Providers that fail or timeout are excluded from scoring but noted for confidence reduction.


3. Signal Normalization

All provider verdicts are normalized to a common numeric scale:

Provider Verdict Normalized Score
Malicious 100
Suspicious 60
Unknown 30
Benign 0

This ensures consistency across providers with different internal scoring systems.


4. Provider Weighting

Not all providers are equally reliable.

Each provider is assigned a trust weight:

Trust Level Weight
High 1.0
Medium 0.7
Low 0.5

Provider-reported confidence further adjusts impact:

Confidence Multiplier
High 1.0
Medium 0.75
Low 0.5

Effective Weight = Trust Weight × Confidence Multiplier


5. Score Aggregation Logic

Only successful provider responses are used.

The final threat score is calculated as a weighted average:

Final Score = Σ(normalized_score × effective_weight)

Σ(effective_weight)

This guarantees the final score always lies between 0 and 100.

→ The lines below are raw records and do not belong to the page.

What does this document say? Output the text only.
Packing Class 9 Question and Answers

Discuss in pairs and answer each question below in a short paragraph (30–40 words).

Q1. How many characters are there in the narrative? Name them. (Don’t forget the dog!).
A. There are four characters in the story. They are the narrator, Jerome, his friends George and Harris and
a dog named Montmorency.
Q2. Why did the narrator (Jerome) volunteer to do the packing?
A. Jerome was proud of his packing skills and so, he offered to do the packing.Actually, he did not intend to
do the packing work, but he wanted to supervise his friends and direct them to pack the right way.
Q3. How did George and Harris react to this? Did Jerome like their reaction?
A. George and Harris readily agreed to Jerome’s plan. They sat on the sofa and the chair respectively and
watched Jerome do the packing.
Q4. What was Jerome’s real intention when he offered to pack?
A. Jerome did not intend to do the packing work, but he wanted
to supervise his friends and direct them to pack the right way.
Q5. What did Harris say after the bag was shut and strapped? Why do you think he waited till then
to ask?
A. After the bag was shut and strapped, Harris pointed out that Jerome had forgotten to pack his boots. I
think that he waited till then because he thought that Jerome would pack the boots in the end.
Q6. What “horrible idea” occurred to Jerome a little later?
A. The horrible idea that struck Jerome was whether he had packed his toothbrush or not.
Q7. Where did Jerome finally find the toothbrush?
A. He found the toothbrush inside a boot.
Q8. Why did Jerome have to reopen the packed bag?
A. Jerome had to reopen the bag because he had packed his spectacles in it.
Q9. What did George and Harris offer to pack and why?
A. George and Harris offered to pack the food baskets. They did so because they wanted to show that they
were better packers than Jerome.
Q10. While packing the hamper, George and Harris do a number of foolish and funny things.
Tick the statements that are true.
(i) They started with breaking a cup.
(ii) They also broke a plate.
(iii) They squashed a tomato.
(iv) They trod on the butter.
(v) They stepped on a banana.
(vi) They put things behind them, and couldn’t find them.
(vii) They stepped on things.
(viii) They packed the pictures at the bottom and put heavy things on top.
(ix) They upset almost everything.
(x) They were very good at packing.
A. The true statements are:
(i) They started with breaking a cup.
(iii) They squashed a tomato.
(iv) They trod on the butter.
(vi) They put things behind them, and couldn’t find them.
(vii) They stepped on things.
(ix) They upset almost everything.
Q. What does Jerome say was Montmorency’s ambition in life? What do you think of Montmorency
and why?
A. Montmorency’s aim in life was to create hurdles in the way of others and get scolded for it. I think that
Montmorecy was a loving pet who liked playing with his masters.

Conflicting Results Handling

  • Mixed benign and malicious signals pull the score toward the middle
  • High-trust malicious signals outweigh low-trust benign ones
  • No single provider can dominate the outcome

6. Verdict Thresholds

The numeric score is mapped to a final verdict:

Score Range Verdict Meaning
0–29 Benign No credible threat indicators
30–69 Suspicious Mixed or uncertain signals
70–100 Malicious Strong, corroborated threat

Thresholds are intentionally conservative.


7. Example Scenarios

Scenario 1: Strong Malicious Agreement

Inputs:

  • Provider A: malicious, high confidence, high trust
  • Provider B: malicious, medium confidence, medium trust
  • Provider C: malicious, high confidence, medium trust

Result:

  • Final Score: ~85
  • Verdict: malicious

Reasoning: Multiple trusted providers independently agree.


Scenario 2: Mixed Signals

Inputs:

  • Provider A: benign, high confidence, high trust
  • Provider B: suspicious, medium confidence, medium trust
  • Provider C: malicious, low confidence, low trust

Result:

  • Final Score: ~45
  • Verdict: suspicious

Reasoning: Conflicting signals prevent a definitive conclusion.


Scenario 3: Mostly Benign

Inputs:

  • Provider A: benign, high confidence, high trust
  • Provider B: benign, medium confidence, medium trust
  • Provider C: suspicious, low confidence, low trust

Result:

  • Final Score: ~15
  • Verdict: benign

Reasoning: Strong benign consensus outweighs weak suspicious signals.


8. Edge Cases

Single Provider Available

  • Score is derived from the single provider
  • Confidence is reduced due to lack of corroboration
  • Verdict often remains suspicious unless confidence is very high

All Providers Timeout or Fail

  • No score is calculated
  • Verdict is set to unknown
  • Manual review is recommended

The system does not guess.


Strongly Conflicting Results

  • Score trends toward the middle
  • Verdict becomes suspicious
  • Confidence is lowered

This reflects real-world ambiguity.


9. Trade-offs & Rationale

Why weighted averaging?

  • Simple and explainable
  • Avoids hard overrides
  • Scales well as providers are added

Why a wide suspicious range?

  • Most real-world IOCs are ambiguous
  • Binary decisions increase false positives

Why conservative defaults?

  • Security decisions have real consequences
  • Safer to flag uncertainty than over-commit

10. Future Improvements

Possible extensions include:

  • Dynamic provider trust based on historical accuracy
  • Time-based decay for old intelligence
  • IOC-type-specific scoring (IP vs URL vs hash)
  • Analyst feedback loops

Final Note

This model prioritizes clarity, safety, and explainability. It is intentionally simple and suitable as a foundation for future refinement.

This model prioritizes clarity, safety, and explainability. It is intentionally simple and suitable as a foundation for future refinement.